The Radeon RX 8900 XTX, a new flagship graphics card that many enthusiasts had assumed would be leading AMD’s upcoming generation of RDNA 4 graphics cards, probably won’t be happening any time soon, if ever, according to new comments that Jack Huynh, AMD’s senior vice president and general manager of the Computing and Graphics Business Group, shared at IFA 2024 in Berlin, Germany. Huynh, who was pressed for information about AMD’s future plans amid whispers of the company having canceled its upper-tier Radeon RX 8000 Series GPUs, seemingly confirmed those rumors, admitting that it will no longer go after the flagship market and, instead, focus on lower-range products to grow its market share and appeal among developers in the consumer space.
Huynh said:
- “Do I want to go after 10% of the TAM [Total Addressable Market] or 80%? I’m an 80% kind of guy because I don’t want AMD to be the company that only people who can afford Porsches and Ferraris can buy. We want to build gaming systems for millions of users.”
- “…we tried that strategy [King of the Hill] — it hasn’t really grown. ATI has tried this King of the Hill strategy, and the market share has kind of been…the market share. I want to build the best products at the right system price point. So, think about price point-wise; we’ll have leadership.”
- “One day, we may [go after the flagship market]. But my priority right now is to build scale for AMD. Because without scale right now, I can’t get the developers. If I tell developers, ‘I’m just going for 10 percent of the market share,’ they just say, ‘Jack, I wish you well, but we have to go with Nvidia.’”
- “Of course, [for the data center we’re still planning for King of the Hill] because that’s performance-per-dollar. Even Microsoft said Chat GPT4 runs the fastest on MI300. Here’s the thing: In the server space, when we have absolute leadership, we gain share because it is very TCO-based [Total Cost of Ownership].”
- “In the client space, even when we have a better product, we may or may not gain share because there’s a go-to-market side, and a developer side; that’s the difference.”

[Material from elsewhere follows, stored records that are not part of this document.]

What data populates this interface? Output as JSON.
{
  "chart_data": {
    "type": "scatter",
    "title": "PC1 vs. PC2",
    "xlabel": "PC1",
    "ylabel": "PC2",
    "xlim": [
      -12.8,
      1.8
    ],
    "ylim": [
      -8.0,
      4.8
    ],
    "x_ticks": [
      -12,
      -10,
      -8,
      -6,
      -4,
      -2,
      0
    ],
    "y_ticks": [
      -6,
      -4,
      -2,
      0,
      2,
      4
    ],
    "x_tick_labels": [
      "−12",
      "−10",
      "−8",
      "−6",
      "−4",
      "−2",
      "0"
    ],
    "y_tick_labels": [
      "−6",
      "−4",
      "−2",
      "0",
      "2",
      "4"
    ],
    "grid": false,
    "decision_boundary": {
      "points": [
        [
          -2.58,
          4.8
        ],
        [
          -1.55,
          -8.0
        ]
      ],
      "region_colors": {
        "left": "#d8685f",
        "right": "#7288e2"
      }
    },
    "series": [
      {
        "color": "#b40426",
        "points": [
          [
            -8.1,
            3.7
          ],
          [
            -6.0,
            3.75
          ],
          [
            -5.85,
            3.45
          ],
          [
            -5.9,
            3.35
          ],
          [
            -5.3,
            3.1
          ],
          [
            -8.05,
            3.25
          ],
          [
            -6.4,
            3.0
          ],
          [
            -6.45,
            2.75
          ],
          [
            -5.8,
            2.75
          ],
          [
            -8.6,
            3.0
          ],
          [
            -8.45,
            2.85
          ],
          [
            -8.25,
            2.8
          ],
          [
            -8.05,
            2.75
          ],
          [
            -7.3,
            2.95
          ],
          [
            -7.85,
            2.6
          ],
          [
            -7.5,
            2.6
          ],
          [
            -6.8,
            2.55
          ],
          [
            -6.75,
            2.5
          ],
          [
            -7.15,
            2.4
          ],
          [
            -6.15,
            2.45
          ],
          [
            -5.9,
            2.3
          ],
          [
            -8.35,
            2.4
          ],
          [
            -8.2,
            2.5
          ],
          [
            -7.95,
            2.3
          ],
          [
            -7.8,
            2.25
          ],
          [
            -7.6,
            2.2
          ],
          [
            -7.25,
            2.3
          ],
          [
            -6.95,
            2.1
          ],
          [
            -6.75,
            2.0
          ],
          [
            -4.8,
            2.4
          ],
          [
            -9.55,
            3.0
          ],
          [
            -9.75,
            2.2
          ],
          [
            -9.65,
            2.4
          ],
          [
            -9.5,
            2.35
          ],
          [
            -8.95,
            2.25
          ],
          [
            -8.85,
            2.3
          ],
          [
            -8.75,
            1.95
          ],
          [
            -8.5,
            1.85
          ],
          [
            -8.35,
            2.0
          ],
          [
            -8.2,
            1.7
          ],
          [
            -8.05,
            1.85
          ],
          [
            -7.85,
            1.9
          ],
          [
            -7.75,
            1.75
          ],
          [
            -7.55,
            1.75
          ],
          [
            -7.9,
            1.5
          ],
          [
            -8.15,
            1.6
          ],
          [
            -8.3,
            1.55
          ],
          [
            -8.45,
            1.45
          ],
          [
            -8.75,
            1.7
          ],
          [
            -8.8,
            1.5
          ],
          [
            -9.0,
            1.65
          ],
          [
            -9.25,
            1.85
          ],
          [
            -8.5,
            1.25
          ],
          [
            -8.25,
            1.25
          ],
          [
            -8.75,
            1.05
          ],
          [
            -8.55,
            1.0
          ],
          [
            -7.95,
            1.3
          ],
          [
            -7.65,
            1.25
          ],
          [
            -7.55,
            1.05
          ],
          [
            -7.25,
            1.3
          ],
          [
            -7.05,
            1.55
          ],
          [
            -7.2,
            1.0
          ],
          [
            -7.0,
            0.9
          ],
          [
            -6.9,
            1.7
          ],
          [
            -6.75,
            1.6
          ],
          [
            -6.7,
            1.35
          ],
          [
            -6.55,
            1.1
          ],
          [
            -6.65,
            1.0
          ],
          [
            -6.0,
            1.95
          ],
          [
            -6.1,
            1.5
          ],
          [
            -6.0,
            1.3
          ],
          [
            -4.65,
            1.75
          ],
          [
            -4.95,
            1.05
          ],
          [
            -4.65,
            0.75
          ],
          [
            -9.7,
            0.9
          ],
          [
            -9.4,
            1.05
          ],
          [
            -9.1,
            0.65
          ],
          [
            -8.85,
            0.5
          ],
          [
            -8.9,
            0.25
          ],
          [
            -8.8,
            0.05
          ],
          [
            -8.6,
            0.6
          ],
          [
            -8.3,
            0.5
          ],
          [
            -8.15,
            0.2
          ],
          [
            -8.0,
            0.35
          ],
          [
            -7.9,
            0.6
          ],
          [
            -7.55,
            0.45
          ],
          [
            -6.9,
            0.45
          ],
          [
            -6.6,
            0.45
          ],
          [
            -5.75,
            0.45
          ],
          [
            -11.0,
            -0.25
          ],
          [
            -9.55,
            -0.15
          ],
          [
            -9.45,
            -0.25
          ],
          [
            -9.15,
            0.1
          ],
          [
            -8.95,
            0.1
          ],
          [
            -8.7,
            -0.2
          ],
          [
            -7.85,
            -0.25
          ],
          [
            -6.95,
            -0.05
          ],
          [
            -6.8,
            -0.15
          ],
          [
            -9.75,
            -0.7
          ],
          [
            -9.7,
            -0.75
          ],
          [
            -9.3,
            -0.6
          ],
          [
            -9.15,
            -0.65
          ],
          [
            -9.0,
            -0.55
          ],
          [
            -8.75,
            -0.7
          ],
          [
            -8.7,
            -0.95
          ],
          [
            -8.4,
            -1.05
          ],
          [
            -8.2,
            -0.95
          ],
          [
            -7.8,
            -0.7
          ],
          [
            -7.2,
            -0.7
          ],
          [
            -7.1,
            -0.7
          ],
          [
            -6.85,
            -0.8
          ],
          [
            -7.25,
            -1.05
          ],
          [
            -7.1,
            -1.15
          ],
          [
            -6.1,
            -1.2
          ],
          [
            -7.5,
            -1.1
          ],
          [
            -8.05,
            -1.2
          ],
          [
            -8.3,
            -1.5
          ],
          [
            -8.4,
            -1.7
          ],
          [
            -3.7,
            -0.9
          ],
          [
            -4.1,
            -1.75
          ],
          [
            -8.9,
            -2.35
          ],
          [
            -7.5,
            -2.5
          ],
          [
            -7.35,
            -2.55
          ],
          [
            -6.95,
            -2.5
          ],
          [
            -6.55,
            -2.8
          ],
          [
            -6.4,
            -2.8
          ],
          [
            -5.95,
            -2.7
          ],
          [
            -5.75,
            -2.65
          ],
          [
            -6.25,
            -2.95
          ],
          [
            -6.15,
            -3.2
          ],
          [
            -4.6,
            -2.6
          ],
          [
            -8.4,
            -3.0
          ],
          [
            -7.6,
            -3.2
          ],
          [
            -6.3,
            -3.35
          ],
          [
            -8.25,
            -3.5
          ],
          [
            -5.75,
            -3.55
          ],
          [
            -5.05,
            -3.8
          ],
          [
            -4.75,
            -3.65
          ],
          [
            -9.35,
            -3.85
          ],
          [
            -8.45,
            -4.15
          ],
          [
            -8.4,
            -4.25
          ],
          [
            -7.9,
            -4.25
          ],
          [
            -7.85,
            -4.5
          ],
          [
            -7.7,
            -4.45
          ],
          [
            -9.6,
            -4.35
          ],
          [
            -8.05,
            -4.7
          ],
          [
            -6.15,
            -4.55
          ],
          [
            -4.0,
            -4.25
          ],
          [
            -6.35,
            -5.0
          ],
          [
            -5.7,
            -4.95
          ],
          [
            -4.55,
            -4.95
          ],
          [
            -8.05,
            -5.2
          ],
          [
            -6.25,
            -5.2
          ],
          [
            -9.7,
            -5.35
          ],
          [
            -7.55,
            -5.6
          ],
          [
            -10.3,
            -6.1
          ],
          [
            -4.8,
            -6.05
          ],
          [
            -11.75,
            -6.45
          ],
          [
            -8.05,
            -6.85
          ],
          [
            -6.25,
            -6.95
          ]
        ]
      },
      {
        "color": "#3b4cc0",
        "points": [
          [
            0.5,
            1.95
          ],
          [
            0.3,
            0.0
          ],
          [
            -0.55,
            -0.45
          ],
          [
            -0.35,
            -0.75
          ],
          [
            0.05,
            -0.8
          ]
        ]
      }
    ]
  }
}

A look at the Radeon RX 7000 Series, which includes several flagship models:
Name | Compute Units | Ray Accelerators | AI Accelerators | Game Frequency | AMD Infinity Cache Technology | Max Memory Size |
---|---|---|---|---|---|---|
AMD Radeon RX 7900 XTX | 96 | 96 | 192 | 2300 MHz | 96 MB | 24 GB |
AMD Radeon RX 7900 XT | 84 | 84 | 168 | 2000 MHz | 80 MB | 20 GB |
AMD Radeon RX 7900 GRE | 80 | 80 | 160 | 1880 MHz | 64 MB | 16 GB |
AMD Radeon RX 7800 XT | 60 | 60 | 120 | 2124 MHz | 64 MB | 16 GB |
AMD Radeon RX 7700 XT | 54 | 54 | 108 | 2171 MHz | 48 MB | 12 GB |
AMD Radeon RX 7600 XT | 32 | 32 | 64 | 2470 MHz | 32 MB | 16 GB |
AMD Radeon RX 7600 | 32 | 32 | 64 | 2250 MHz | 32 MB | 8 GB |
From a report:
…Nvidia has a stranglehold on discrete gaming GPUs with performance leadership and 88% of the market share, while AMD holds just 12% of the market.
We won’t know the final verdict on AMD’s decisions for its next-gen RDNA 4 Radeon RX 8000 lineup until launch, which is expected to come later this year or early next year. However, given the typical long lead times for chip design and final production, it’s a safe bet that AMD’s decision is already set in stone.